# Any company make a Bates like house/Victorian style?



## takevin (Apr 25, 2010)

Either in G scale or O scale otherwise that i can do a force perspective? I want to do a little whimsy and have a haunted house on top of a hill, Menards lumber company has some cut 2.75 figures, Dracula, Werewolf and so on etc to do on my layout. Otherwise ill scratch build one.


----------



## blueregal (Jan 3, 2008)

Kevin there was one on "Evil Bay" here a while back, think its still around probably, as it was I believe around $1500 or more. Over budget for me and probably most people but it was NEAT!! But not worth what he was asking. Watch yer "Evil Bay". Regal 

Kevin here is a couple links. the second one is the neatest but may be HO scale but if yer not a rivet counter and don't care it's neato!!

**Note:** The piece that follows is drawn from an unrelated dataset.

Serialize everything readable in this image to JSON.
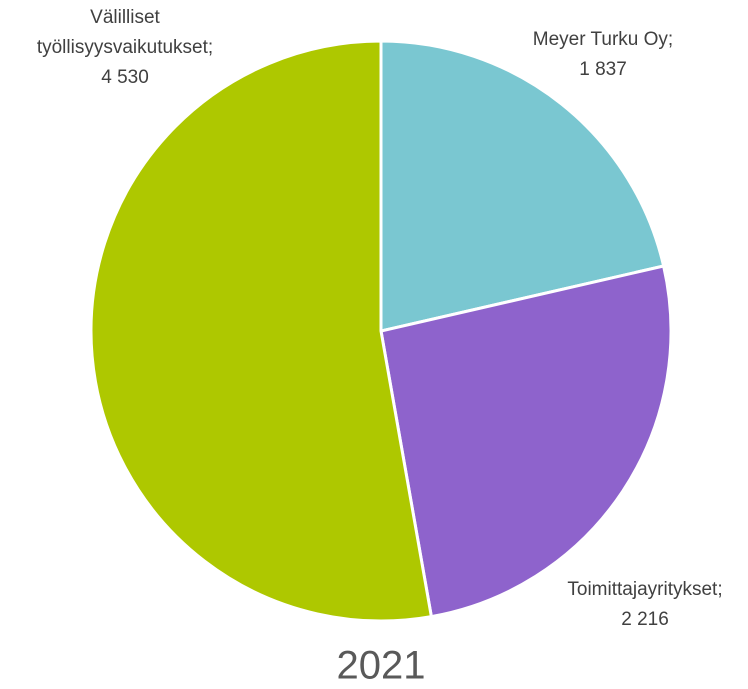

Disney Village Haunted House - eBay (item 370431534297 end time Sep-19-10 08:19:18 PDT)


Psycho Bates Mansion Model Kit - Round 2 - Horror: Psycho - Model Kits at Entertainment Earth


----------



## kormsen (Oct 27, 2009)

if you are going to build one yourself, you might have a look here for details and proportions: 

http://www.haunteddimensions.raykeim.com/index301.html


----------